The ENGR102 Nanobot Controlled Drug Delivery Challenge is designed to introduce the concepts of robotics, programming, design, measurement, error analysis, and creativity. To complete the project successfully you will draw upon information and techniques that span many of the major engineering disciplines, including electrical engineering, mechanical engineering, computer engineering, computer science, materials engineering, civil engineering, and environmental engineering.

The project will entail designing, building, and programming a robot to search for cancerous cells (represented by targets traced with nanoparticle markers) and deliver a targeted drug to the appropriate cells to eliminate them (in this case, by pushing the appropriate colored targets). The challenge will be to design the robot in such a way that it can use the available sensors to differentiate between healthy cells and cancerous cells without real-time user input.
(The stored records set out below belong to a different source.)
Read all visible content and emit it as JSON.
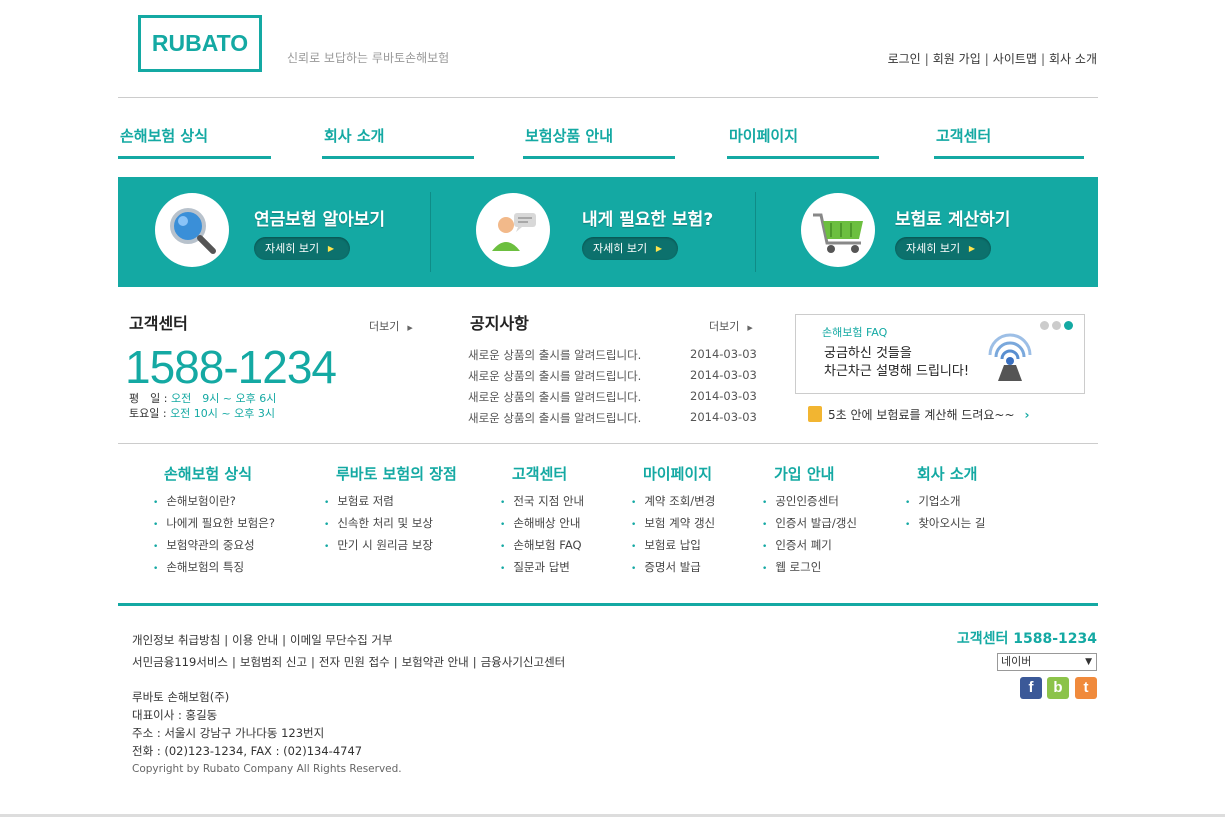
{
  "header": {
    "logo": "RUBATO",
    "tagline": "신뢰로 보답하는 루바토손해보험",
    "links": [
      "로그인",
      "회원 가입",
      "사이트맵",
      "회사 소개"
    ]
  },
  "main_nav": [
    "손해보험 상식",
    "회사 소개",
    "보험상품 안내",
    "마이페이지",
    "고객센터"
  ],
  "banner": {
    "items": [
      {
        "title": "연금보험 알아보기",
        "button": "자세히 보기",
        "icon": "magnifier-icon"
      },
      {
        "title": "내게 필요한 보험?",
        "button": "자세히 보기",
        "icon": "consultant-icon"
      },
      {
        "title": "보험료 계산하기",
        "button": "자세히 보기",
        "icon": "shopping-cart-icon"
      }
    ]
  },
  "customer_center": {
    "title": "고객센터",
    "more": "더보기",
    "phone": "1588-1234",
    "weekday_label": "평　일 : ",
    "weekday_hours": "오전　9시 ~ 오후 6시",
    "saturday_label": "토요일 : ",
    "saturday_hours": "오전 10시 ~ 오후 3시"
  },
  "notice": {
    "title": "공지사항",
    "more": "더보기",
    "rows": [
      {
        "text": "새로운 상품의 출시를 알려드립니다.",
        "date": "2014-03-03"
      },
      {
        "text": "새로운 상품의 출시를 알려드립니다.",
        "date": "2014-03-03"
      },
      {
        "text": "새로운 상품의 출시를 알려드립니다.",
        "date": "2014-03-03"
      },
      {
        "text": "새로운 상품의 출시를 알려드립니다.",
        "date": "2014-03-03"
      }
    ]
  },
  "faq": {
    "label": "손해보험 FAQ",
    "line1": "궁금하신 것들을",
    "line2": "차근차근 설명해 드립니다!",
    "calc": "5초 안에 보험료를 계산해 드려요~~"
  },
  "sitemap": [
    {
      "head": "손해보험 상식",
      "items": [
        "손해보험이란?",
        "나에게 필요한 보험은?",
        "보험약관의 중요성",
        "손해보험의 특징"
      ]
    },
    {
      "head": "루바토 보험의 장점",
      "items": [
        "보험료 저렴",
        "신속한 처리 및 보상",
        "만기 시 원리금 보장"
      ]
    },
    {
      "head": "고객센터",
      "items": [
        "전국 지점 안내",
        "손해배상 안내",
        "손해보험 FAQ",
        "질문과 답변"
      ]
    },
    {
      "head": "마이페이지",
      "items": [
        "계약 조회/변경",
        "보험 계약 갱신",
        "보험료 납입",
        "증명서 발급"
      ]
    },
    {
      "head": "가입 안내",
      "items": [
        "공인인증센터",
        "인증서 발급/갱신",
        "인증서 폐기",
        "웹 로그인"
      ]
    },
    {
      "head": "회사 소개",
      "items": [
        "기업소개",
        "찾아오시는 길"
      ]
    }
  ],
  "footer": {
    "links_row1": [
      "개인정보 취급방침",
      "이용 안내",
      "이메일 무단수집 거부"
    ],
    "links_row2": [
      "서민금융119서비스",
      "보험범죄 신고",
      "전자 민원 접수",
      "보험약관 안내",
      "금융사기신고센터"
    ],
    "company": "루바토 손해보험(주)",
    "ceo": "대표이사 : 홍길동",
    "address": "주소 : 서울시 강남구 가나다동 123번지",
    "tel": "전화 : (02)123-1234, FAX : (02)134-4747",
    "copyright": "Copyright by Rubato Company All Rights Reserved.",
    "center": "고객센터 1588-1234",
    "select_value": "네이버",
    "sns": [
      {
        "letter": "f",
        "color": "#3b5998",
        "icon": "facebook-icon"
      },
      {
        "letter": "b",
        "color": "#8cc34a",
        "icon": "blog-icon"
      },
      {
        "letter": "t",
        "color": "#f08a3c",
        "icon": "twitter-icon"
      }
    ]
  },
  "colors": {
    "accent": "#14a9a3",
    "banner_button": "#0c716d"
  }
}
The project will progress through a 4 week series of fundamental modules, each advancing towards the overall goal of targeted nanobot drug delivery.

About the Team

NanoEnlightenment was created in large part by the efforts of a small team at Drexel University consisting of two undergraduate students, Jess Bennett and Bob Sherbert, and two Pennsylvania teachers, Brenda Gelinas and Ruth Hanson. Technical direction and advice was provided by two Drexel graduate students, Hemang Shah and Sameet Shriyan. The team was assembled and supervised by Dr. Adam Fontecchio, Assistant Professor of Electrical Engineering and Director of the Nanosoft Laboratory at Drexel University. Funding was provided by the NSF NanoEnlightenment grant.